Researcher component needs better memory management
Closed this issue · 2 comments
While testing big neural network models over many training rounds I have encountered memory issues. Please see details below.
Model size: 600MB
Number of rounds of training: 100
Number of nodes: 3
Dry run: True
Operating System: Mac M3
Tested: using Pytest end-2-end machinery, Jupyter Notebook, and using plain python3.
After reaching round 22 the memory usage of program (researcher) starts to go over 32 MB which ends up with the following errors while using python or pytest end-2-end faiclity:
envs/fedbiomed-researcher/lib/python3.10/multiprocessing/resource_tracker.py:224: UserWarning: resource_tracker: There appear to be 2 leaked semaphore objects to clean up at shutdown
warnings.warn('resource_tracker: There appear to be %d '
on jupyter notebook after reaching round 22 the kernel dies.
This mean that researcher component can only handle 200 rounds for average 60MB model, 2000 round for 6MB model. This is due to training_replies
that keeps all the previous aggregated and individual model weights during the rounds of training. This also points out that researcher component can handle less round as number of nodes increases because there will be more model weights kept in the training replies object. Additionally, the number may vary depending on secure aggregation activation state since it may increase volume of the individual encrypted model wights.

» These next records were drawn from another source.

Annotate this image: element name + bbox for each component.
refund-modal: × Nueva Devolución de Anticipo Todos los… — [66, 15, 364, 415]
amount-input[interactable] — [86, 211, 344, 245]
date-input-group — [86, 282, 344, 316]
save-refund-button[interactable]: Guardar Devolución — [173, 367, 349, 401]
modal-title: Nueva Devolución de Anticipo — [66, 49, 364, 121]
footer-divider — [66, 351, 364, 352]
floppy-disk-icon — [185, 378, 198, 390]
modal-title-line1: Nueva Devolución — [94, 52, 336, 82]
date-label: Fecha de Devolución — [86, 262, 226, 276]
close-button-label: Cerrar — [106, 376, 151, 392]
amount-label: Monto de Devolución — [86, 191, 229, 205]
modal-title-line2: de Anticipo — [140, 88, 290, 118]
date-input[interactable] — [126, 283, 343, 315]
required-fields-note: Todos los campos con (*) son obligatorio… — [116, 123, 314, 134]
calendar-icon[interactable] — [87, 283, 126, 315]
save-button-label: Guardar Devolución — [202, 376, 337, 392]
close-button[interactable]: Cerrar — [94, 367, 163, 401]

Redesigning the training replies object to keep only the last aggregated model weights in the memory and load other model weights from the file system when it is needed can solve the big part of memory issue.
Hi @srcansiz
This is a know behaviour/limitation :-)
To avoid such issue you can use (currently in develop
not in master
) you can use the following to keep only training_replies
for last round:
exp.set_retain_full_history(False)
We also noted in #207 a point to (possibly) re-implement training replies so as to keep only last round in memory (and other rounds on disk for minimal memory impact).